Outdoor fitness equipment (OFE) is an accessible environmental infrastructure constructed in open spaces, providing free opportunities for structured physical activity. It consists of simple, durable exercise machines or stations designed to provide organized physical activity (8–10). Historically, the origins of modern OFE can be attributed to the innovative ideas of Swiss architect Erwin Weckerman in the 1960s, whose visionary approach involved incorporating simple fitness equipment into walking paths, serving as a prototype for future OFE advancements. With the increasing awareness of fitness and the urgent need for space optimization, the variability of OFE is expanding. Some were designed for a specific population (e.g., the older adult) to meet the complex demands (11). Some were combined with other facilities (e.g., walkways) to increase the diversity and intensity of physical activity (12). Thus, various terminologies are used to describe OFE, including “open gyms” (13), “golden age gym” (14), and “fitness zones” (15). For consistency, the term “outdoor fitness equipment” and the abbreviation “OFE” will be utilized throughout the text.
Early examples of research into OFE aimed to investigate its promotion of physical activity, and some utilized observational methods. The findings indicate that exercise time on moderate-to-vigorous physical activity increased after installing OFE (9, 16). Nowadays, OFE has become prevalent globally, with installations in countries including Australia (17), the United States (16), Colombia (18), and China (8). Due to the popularity and diversity of OFE, the focus of OFE research engaged in more dimensions to evaluate the efficacy of qualitative studies, such as physical fitness, psychological well-being, and other health-related outcomes. For instance, Sales et al. employed interview methods to assess the impact of OFE intervention on individuals’ health outcomes (19). The research outcomes exhibited positive effects of the intervention on the participant’s muscle strength, balance, flexibility, confidence, and social interaction. Given its wide range of health benefits, OFE is recognized by society as a health intervention.

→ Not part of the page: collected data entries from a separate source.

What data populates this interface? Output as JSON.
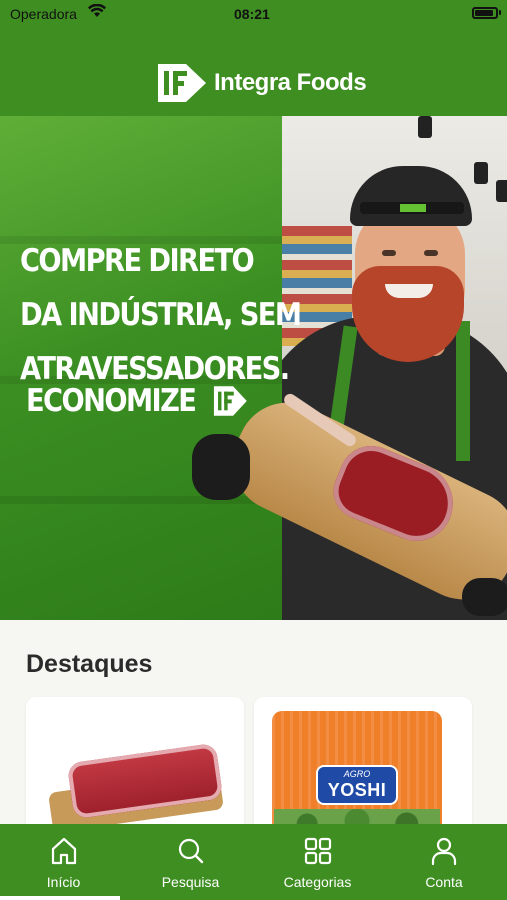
{
  "status_bar": {
    "carrier": "Operadora",
    "time": "08:21"
  },
  "header": {
    "app_name": "Integra Foods",
    "logo_icon": "integra-foods-logo-icon"
  },
  "hero": {
    "lines": [
      "COMPRE DIRETO",
      "DA INDÚSTRIA, SEM",
      "ATRAVESSADORES."
    ],
    "cta": "ECONOMIZE"
  },
  "featured": {
    "title": "Destaques",
    "products": [
      {
        "image": "beef-cut"
      },
      {
        "image": "broccoli-bag",
        "brand_top": "AGRO",
        "brand": "YOSHI"
      }
    ]
  },
  "tabbar": {
    "tabs": [
      {
        "label": "Início",
        "icon": "home-icon",
        "active": true
      },
      {
        "label": "Pesquisa",
        "icon": "search-icon",
        "active": false
      },
      {
        "label": "Categorias",
        "icon": "grid-icon",
        "active": false
      },
      {
        "label": "Conta",
        "icon": "user-icon",
        "active": false
      }
    ]
  },
  "colors": {
    "brand_green": "#3f8e22",
    "background": "#f6f7f2",
    "title_text": "#2b2b2b"
  }
}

With the growing number of studies investigating the effects of OFE, several reviews have been conducted to summarize its impacts. Initially, most studies utilized qualitative research methods, leading to an integrative synthesis in previous reviews. Lee et al. synthesized evidence from quantitative, qualitative, and mixed methods studies and found that pursuing health and socialization opportunities was the primary motivation for using OFE (20). Meanwhile, Jansson et al. noted that while OFE may enhance physical activity, fitness, and other health-related outcomes, there was a lack of experimental studies supporting these findings (21). As more randomized controlled trials (RCTs) were conducted, meta-analyses emerged to assess the effects of OFE quantitatively. Ng et al. performed a mixed-methods meta-analysis to examine the impact of OFE on health outcomes in older adults (22). The results indicated that OFE did not improve physical performance, and whether OFE effectively increased physical activity remained inconclusive. While some evidence suggests a positive influence on specific health outcomes, several unanswered questions remain.
Researchers have not treated OFE in much detail, which might be the reason for the inconclusiveness. Firstly, previous reviews included various types of studies (prospective, cross-sectional, qualitative, pre-post, and RCTs) and lacked quantitative data, making it challenging to draw clear conclusions due to the complexity of OFE. Secondly, the heterogeneity of study types has led most existing reviews to favor systematic reviews and integrative synthesis over meta-analyses, which typically provide stronger evidence. Thirdly, the limited number of RCTs has hindered comprehensive meta-analyses, as only two were included in the existing meta-analysis. Given the limitations mentioned above, and to compensate for the lack of RCTs in the meta-analysis conducted by Ng, this research provided a comprehensive screening and analysis of OFE-related quantitative studies. It was significant in discovering the effectiveness of OFE on health outcomes.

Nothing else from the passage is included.